A plant-based diet and drinking coffee may both help to reduce the risk of heart failure, say scientists.
One study of five different kinds of diet found that people who ate a lot of fruit and vegetables were 42% less likely to develop the condition than those who consumed fewer plant-based foods.
Another team showed that increasing coffee consumption by one cup per week reduced the risk of heart failure by 7% and stroke by 8%.
Findings from both studies were presented at the American Heart Association's Scientific Sessions meeting in Anaheim, California.
Heart failure is a potentially fatal condition that occurs when the heart is too week to pump blood efficiently around the body.
The five diet types assessed in the first study were classified as "convenience" (red meats, pastas, fried potatoes, fast foods), "plant-based" (dark leafy vegetables, fruits, beans, fish), "sweets" (desserts, breads, sweet breakfast foods, chocolate, candy), "southern" (eggs, fried food, organ meats, processed meat, sugar-sweetened drinks), and "alcohol/salads" (salad dressings, green leafy vegetables, tomatoes, butter, wine).
Scientists recruited 15,569 participants for the diet study whose health was monitored for four years.
Lead researcher Dr Kyla Lara, from Mount Sinai Hospital in New York, said: "Eating a diet mostly of dark green leafy plants, fruits, beans, whole grains and fish, while limiting processed meats, saturated fats, trans fats, refined carbohydrates and foods high in added sugars is a heart-healthy lifestyle and may specifically help prevent heart failure if you don't already have it."
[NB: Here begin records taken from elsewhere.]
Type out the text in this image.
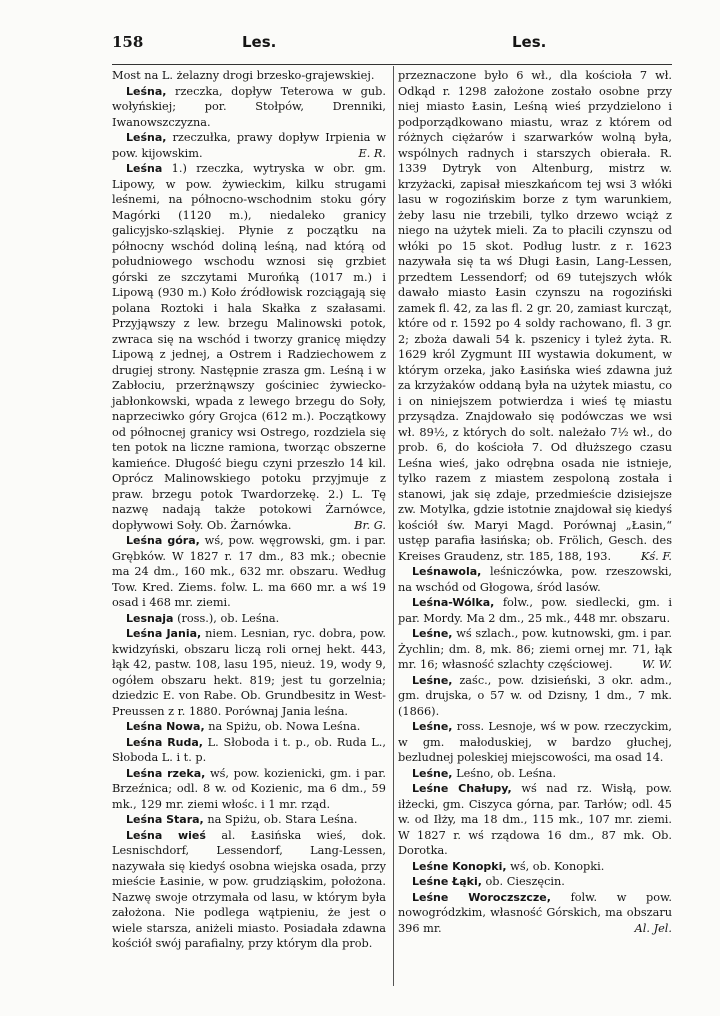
158	Les.	Les.

Most na L. żelazny drogi brzesko-grajewskiej.

Leśna, rzeczka, dopływ Teterowa w gub. wołyńskiej; por. Stołpów, Drenniki, Iwanowszczyzna.

Leśna, rzeczułka, prawy dopływ Irpienia w pow. kijowskim.	E. R.

Leśna 1.) rzeczka, wytryska w obr. gm. Lipowy, w pow. żywieckim, kilku strugami leśnemi, na północno-wschodnim stoku góry Magórki (1120 m.), niedaleko granicy galicyjsko-szląskiej. Płynie z początku na północny wschód doliną leśną, nad którą od południowego wschodu wznosi się grzbiet górski ze szczytami Murońką (1017 m.) i Lipową (930 m.) Koło źródłowisk rozciągają się polana Roztoki i hala Skałka z szałasami. Przyjąwszy z lew. brzegu Malinowski potok, zwraca się na wschód i tworzy granicę między Lipową z jednej, a Ostrem i Radziechowem z drugiej strony. Następnie zrasza gm. Leśną i w Zabłociu, przerżnąwszy gościniec żywiecko-jabłonkowski, wpada z lewego brzegu do Soły, naprzeciwko góry Grojca (612 m.). Początkowy od północnej granicy wsi Ostrego, rozdziela się ten potok na liczne ramiona, tworząc obszerne kamieńce. Długość biegu czyni przeszło 14 kil. Oprócz Malinowskiego potoku przyjmuje z praw. brzegu potok Twardorzekę. 2.) L. Tę nazwę nadają także potokowi Żarnówce, dopływowi Soły. Ob. Żarnówka.	Br. G.

Leśna góra, wś, pow. węgrowski, gm. i par. Grębków. W 1827 r. 17 dm., 83 mk.; obecnie ma 24 dm., 160 mk., 632 mr. obszaru. Według Tow. Kred. Ziems. folw. L. ma 660 mr. a wś 19 osad i 468 mr. ziemi.

Lesnaja (ross.), ob. Leśna.

Leśna Jania, niem. Lesnian, ryc. dobra, pow. kwidzyński, obszaru liczą roli ornej hekt. 443, łąk 42, pastw. 108, lasu 195, nieuż. 19, wody 9, ogółem obszaru hekt. 819; jest tu gorzelnia; dziedzic E. von Rabe. Ob. Grundbesitz in West-Preussen z r. 1880. Porównaj Jania leśna.

Leśna Nowa, na Spiżu, ob. Nowa Leśna.

Leśna Ruda, L. Słoboda i t. p., ob. Ruda L., Słoboda L. i t. p.

Leśna rzeka, wś, pow. kozienicki, gm. i par. Brzeźnica; odl. 8 w. od Kozienic, ma 6 dm., 59 mk., 129 mr. ziemi włośc. i 1 mr. rząd.

Leśna Stara, na Spiżu, ob. Stara Leśna.

Leśna wieś al. Łasińska wieś, dok. Lesnischdorf, Lessendorf, Lang-Lessen, nazywała się kiedyś osobna wiejska osada, przy mieście Łasinie, w pow. grudziąskim, położona. Nazwę swoje otrzymała od lasu, w którym była założona. Nie podlega wątpieniu, że jest o wiele starsza, aniżeli miasto. Posiadała zdawna kościół swój parafialny, przy którym dla prob.

przeznaczone było 6 wł., dla kościoła 7 wł. Odkąd r. 1298 założone zostało osobne przy niej miasto Łasin, Leśną wieś przydzielono i podporządkowano miastu, wraz z którem od różnych ciężarów i szarwarków wolną była, wspólnych radnych i starszych obierała. R. 1339 Dytryk von Altenburg, mistrz w. krzyżacki, zapisał mieszkańcom tej wsi 3 włóki lasu w rogozińskim borze z tym warunkiem, żeby lasu nie trzebili, tylko drzewo wciąż z niego na użytek mieli. Za to płacili czynszu od włóki po 15 skot. Podług lustr. z r. 1623 nazywała się ta wś Długi Łasin, Lang-Lessen, przedtem Lessendorf; od 69 tutejszych włók dawało miasto Łasin czynszu na rogoziński zamek fl. 42, za las fl. 2 gr. 20, zamiast kurcząt, które od r. 1592 po 4 soldy rachowano, fl. 3 gr. 2; zboża dawali 54 k. pszenicy i tyleż żyta. R. 1629 król Zygmunt III wystawia dokument, w którym orzeka, jako Łasińska wieś zdawna już za krzyżaków oddaną była na użytek miastu, co i on niniejszem potwierdza i wieś tę miastu przysądza. Znajdowało się podówczas we wsi wł. 89½, z których do solt. należało 7½ wł., do prob. 6, do kościoła 7. Od dłuższego czasu Leśna wieś, jako odrębna osada nie istnieje, tylko razem z miastem zespoloną została i stanowi, jak się zdaje, przedmieście dzisiejsze zw. Motylka, gdzie istotnie znajdował się kiedyś kościół św. Maryi Magd. Porównaj „Łasin,“ ustęp parafia łasińska; ob. Frölich, Gesch. des Kreises Graudenz, str. 185, 188, 193.	Kś. F.

Leśnawola, leśniczówka, pow. rzeszowski, na wschód od Głogowa, śród lasów.

Leśna-Wólka, folw., pow. siedlecki, gm. i par. Mordy. Ma 2 dm., 25 mk., 448 mr. obszaru.

Leśne, wś szlach., pow. kutnowski, gm. i par. Żychlin; dm. 8, mk. 86; ziemi ornej mr. 71, łąk mr. 16; własność szlachty częściowej.	W. W.

Leśne, zaśc., pow. dzisieński, 3 okr. adm., gm. drujska, o 57 w. od Dzisny, 1 dm., 7 mk. (1866).

Leśne, ross. Lesnoje, wś w pow. rzeczyckim, w gm. małoduskiej, w bardzo głuchej, bezludnej poleskiej miejscowości, ma osad 14.

Leśne, Leśno, ob. Leśna.

Leśne Chałupy, wś nad rz. Wisłą, pow. iłżecki, gm. Ciszyca górna, par. Tarłów; odl. 45 w. od Iłży, ma 18 dm., 115 mk., 107 mr. ziemi. W 1827 r. wś rządowa 16 dm., 87 mk. Ob. Dorotka.

Leśne Konopki, wś, ob. Konopki.

Leśne Łąki, ob. Cieszęcin.

Leśne Woroczszcze, folw. w pow. nowogródzkim, własność Górskich, ma obszaru 396 mr.	Al. Jel.
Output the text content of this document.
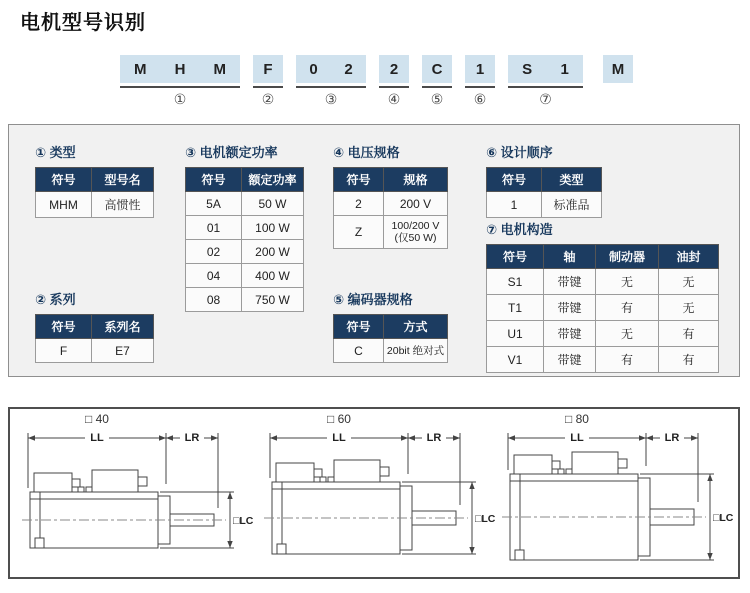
电机型号识别
M H M
①
F
②
0 2
③
2
④
C
⑤
1
⑥
S 1
⑦
M
① 类型
符号	型号名
MHM	高惯性
③ 电机额定功率
符号	额定功率
5A	50 W
01	100 W
02	200 W
04	400 W
08	750 W
④ 电压规格
符号	规格
2	200 V
Z	100/200 V
(仅50 W)
⑥ 设计顺序
符号	类型
1	标准品
⑦ 电机构造
符号	轴	制动器	油封
S1	带键	无	无
T1	带键	有	无
U1	带键	无	有
V1	带键	有	有
② 系列
符号	系列名
F	E7
⑤ 编码器规格
符号	方式
C	20bit 绝对式
□ 40
LL	LR
□LC
□ 60
LL	LR
□LC
□ 80
LL	LR
□LC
The coffee study involved a re-analysis of data from the Framingham Heart Study, a long-running US investigation of heart disease risk factors involving many thousands of participants.
It found that each additional cup of coffee drunk per week was associated with a lower risk of heart failure and stroke compared with no consumption.
The study was carried out using an artificially intelligent machine-learning system.
First author Laura Stevens, from the University of Colorado, US, said: "Our findings suggest that machine learning could help us identify additional factors to improve existing risk assessment models."